Copa do Mundo – “Contracorrente” (Peru) – Por Caio Ribeiro
Contracorrente. Direção: Javier Fuentes-León e Julio Rojas. País de Origem: Peru, 2009.
Contracorrente é um filme de drama peruano dirigido por Javier Fuentes-León e Julio Rojas. Conta ainda com Tatiana Astengo, Cristian Mercado e Manolo Cardona como a tríplice de protagonistas.
A trama se passa num pequeno vilarejo de pescadores, um lugar à beira-mar rodeado pelas belezas naturais. Há, desde o início do filme, a necessidade de destacar a maneira como as personagens deste local vivem, percorrendo o bar com a presença dos pescadores, a igreja com o sermão do padre que conhece cada habitante da vila, os almoços de domingo onde todos comem juntos, os lares e as fofocas – cria-se ali uma atmosfera provinciana de um lugar que não se deve esperar mais do que tradição, sem nenhum tipo de comportamento desviante. Até o príncipe encantado aparecer.
Há uma pequena alteração na convenção social do lugar quando um pintor se muda para uma casa à beira da praia. Logo, todo tipo de boato começa a surgir com a presença do artista, especialmente sobre sua sexualidade, provavelmente associada à sua sensibilidade na hora de construir seu trabalho.

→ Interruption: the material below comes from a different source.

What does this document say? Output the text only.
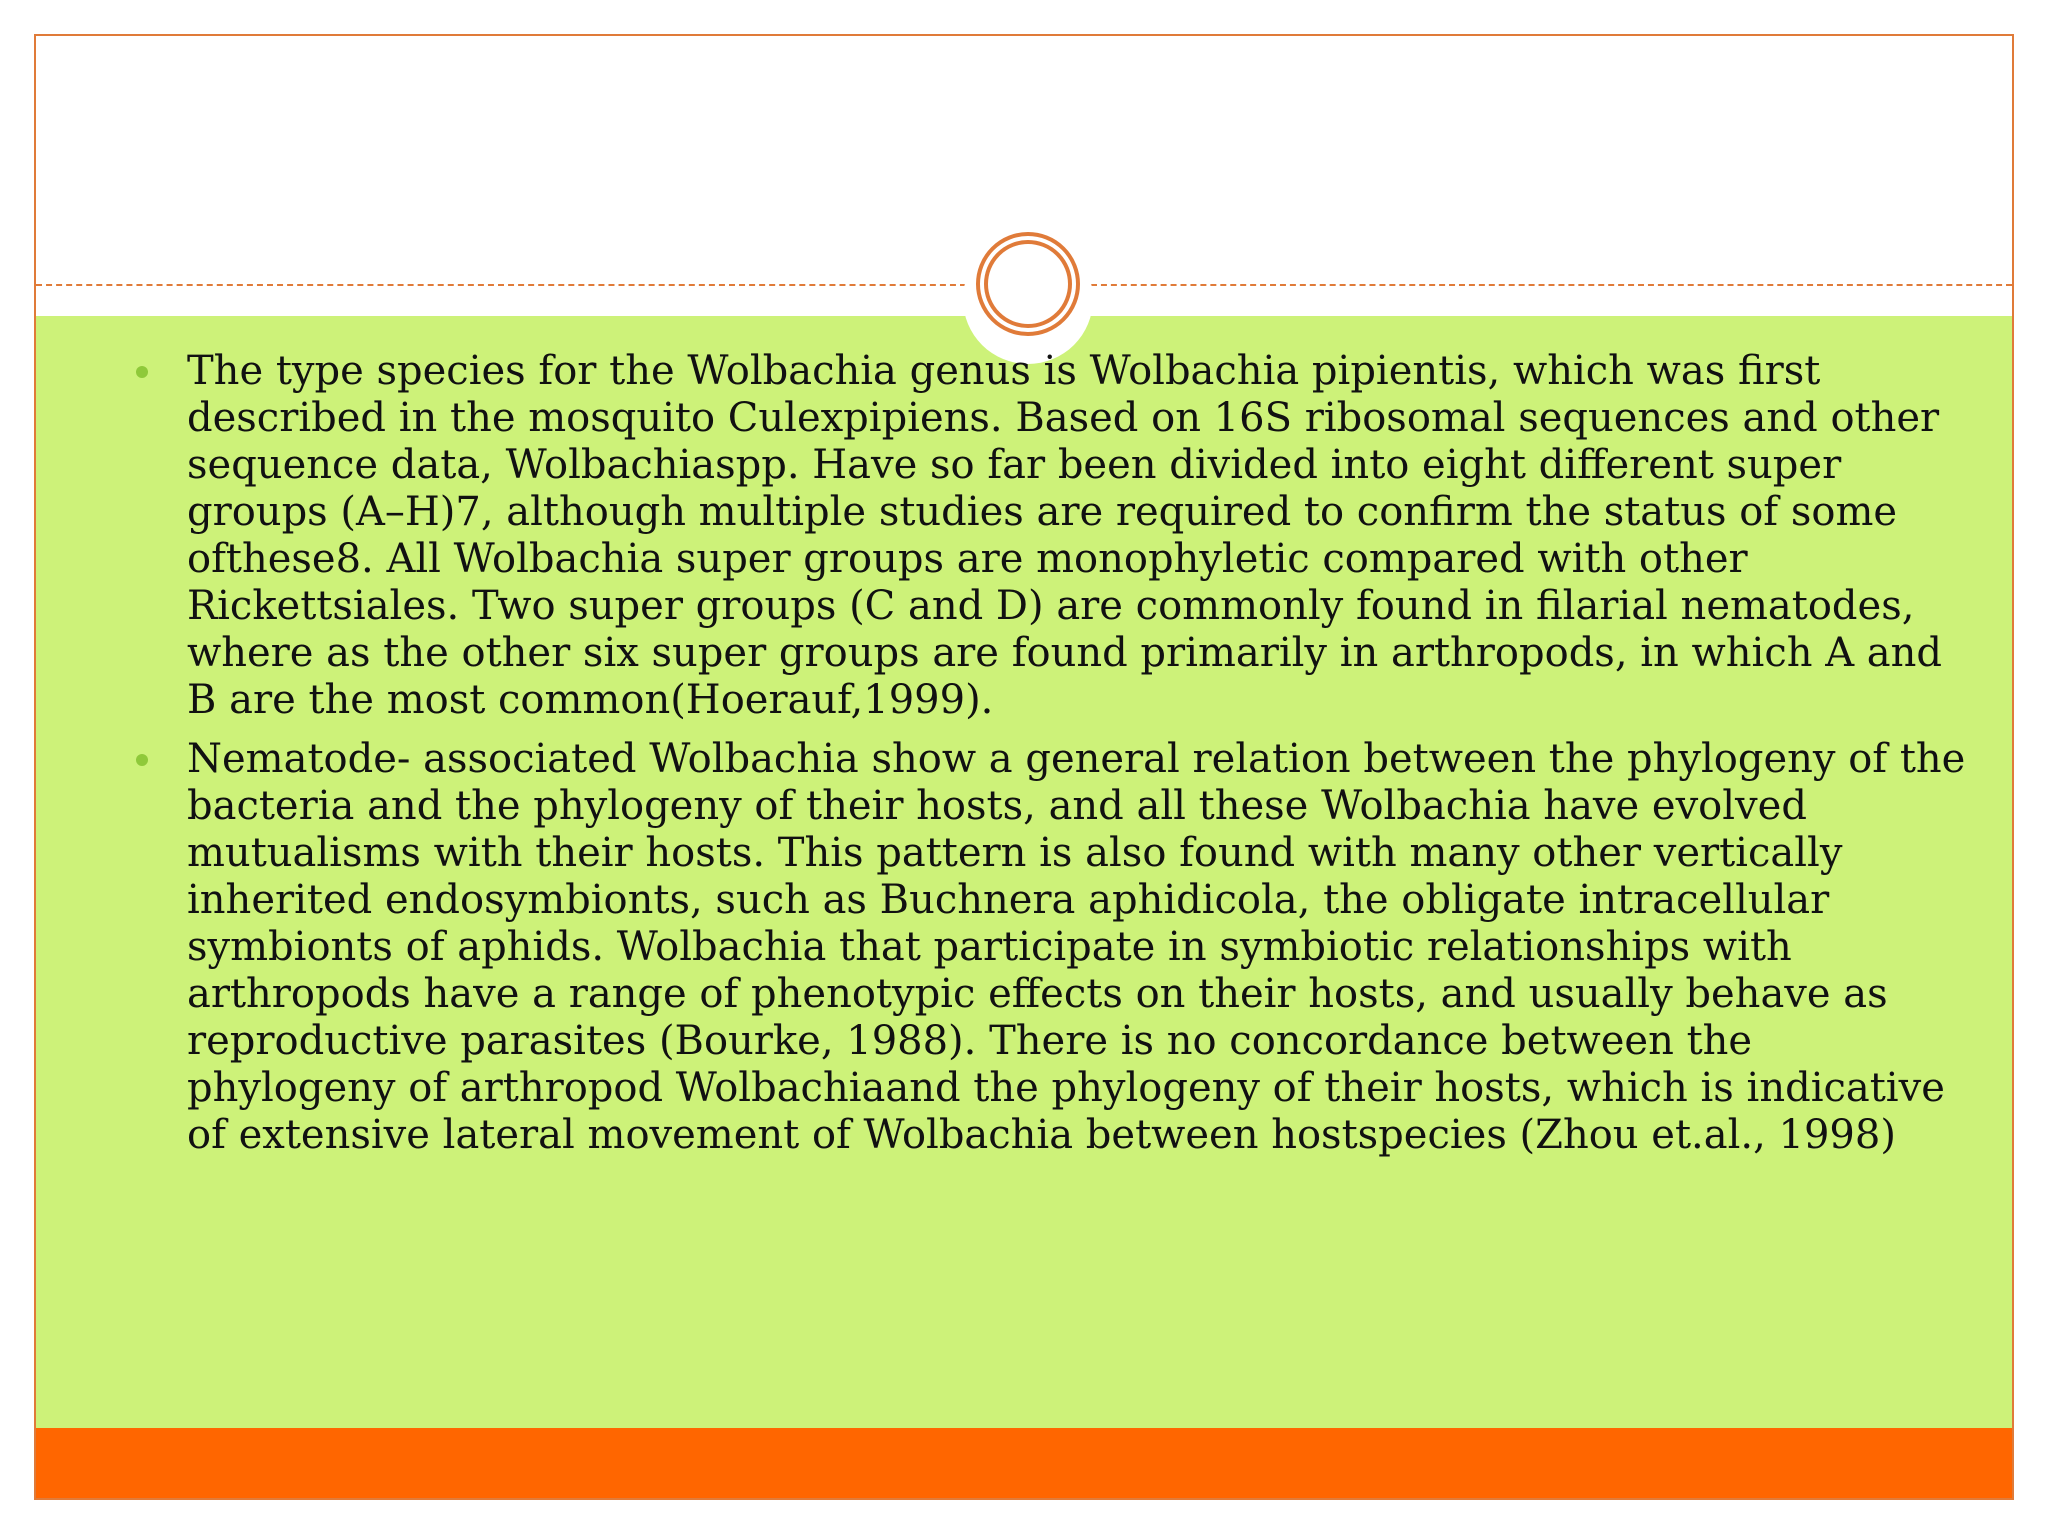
The type species for the Wolbachia genus is Wolbachia pipientis, which was first described in the mosquito Culexpipiens. Based on 16S ribosomal sequences and other sequence data, Wolbachiaspp. Have so far been divided into eight different super groups (A–H)7, although multiple studies are required to confirm the status of some ofthese8. All Wolbachia super groups are monophyletic compared with other Rickettsiales. Two super groups (C and D) are commonly found in filarial nematodes, where as the other six super groups are found primarily in arthropods, in which A and B are the most common(Hoerauf,1999).
Nematode- associated Wolbachia show a general relation between the phylogeny of the bacteria and the phylogeny of their hosts, and all these Wolbachia have evolved mutualisms with their hosts. This pattern is also found with many other vertically inherited endosymbionts, such as Buchnera aphidicola, the obligate intracellular symbionts of aphids. Wolbachia that participate in symbiotic relationships with arthropods have a range of phenotypic effects on their hosts, and usually behave as reproductive parasites (Bourke, 1988). There is no concordance between the phylogeny of arthropod Wolbachiaand the phylogeny of their hosts, which is indicative of extensive lateral movement of Wolbachia between hostspecies (Zhou et.al., 1998)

As escolhas da direção na construção da narrativa são surpreendentes, pois assumem também os riscos, e os superam com primazia. Toda a trama gira em torno de um pescador chamado Miguel, ou Mico, que está secretamente envolvido pelo novo morador da vila, o pintor Santiago. E é aí que o primeiro rompimento surge: Nos primeiros minutos do filme, a personagem antes apresentada como um pescador tradicional – que bebe, fuma e conta piadas homofóbicas – é agora enlaçado junto ao personagem desviante da vila. A construção simples de uma narrativa baseada na tradição passa uma expectativa previsível ao espectador, que espera que a história seja dramática sem muitas coisas interessantes, justamente por se passar num lugar pequeno, sem tecnologia – como se nos lugares mais simples e afastados não fosse possível enxergar algo interessante. Todos esses questionamentos vão sendo derrubados a partir dos giros que o roteiro percorre, a começar pela paixão dos dois homens.
O filme apega-se ainda mais a tradição quando ilustra o ritual fúnebre dos pescadores da vila: um velório no mar. Toda pessoa deve ter seu corpo reclamado pelos que a amam e essas pessoas devem preparar seu corpo para ser jogado ao mar, do contrário, esta pessoa nunca mais irá descansar em paz, ficará como um fantasma vagando na Terra. E é nisto que o filme se agarra para dar outro giro surpreendente, que leva aquele filme “simples” para um patamar extremamente complexo e enraizado nos conflitos da tradição com os desvios. O inesperado-esperado para a vila de pescadores vai se transformando numa trama densa, permeada pelas convenções sociais de cada personagem na tentativa de buscar cada vez mais o seu verdadeiro eu, lutando contra todo tipo de amarra e papel social que cada personagem tivesse de interpretar. A fofoqueira da vila tem seu momento de redenção nas cenas finais; a esposa traída defende o marido secretamente; o padre severo dá o perdão ao imperdoável; os pescadores conservadores aceitam o desviante sem medo.
Contracorrente é um filme ambicioso porque brinca com o que não se brinca. Enreda os personagens nas construções sociais antiquadas e faz com que eles tenham que jogar com isso. A trilha presente em raros momentos auxilia os dramas de cada um, apesar de que a maior presença sonora é o mar, que abre e fecha o filme. Assistir ao cinema peruano e os filmes latino-americanos é assistir a ambição e a audácia audiovisual experimentada e executada de forma simples, mas sem faltar nada para a complexidade que se torna presente.
Viva o cinema Peruano!
*Caio Ribeiro tem 21 anos e cursa Ciências Sociais pela UFMT. Trabalha com teatro, cinema, literatura e performance. É autor dos livros de poesia Porão da Alma (Clube de Autores), Colecionador de Tempestades (Carlini&Caniato) e do ainda inédito Manifesto da Manifesta (Carlini&Caniato). Dirigiu o curta-metragem Réquiem Para Flores. É fundador do Teatro Laboratório Experimental e foi membro do coletivo Spectrolab.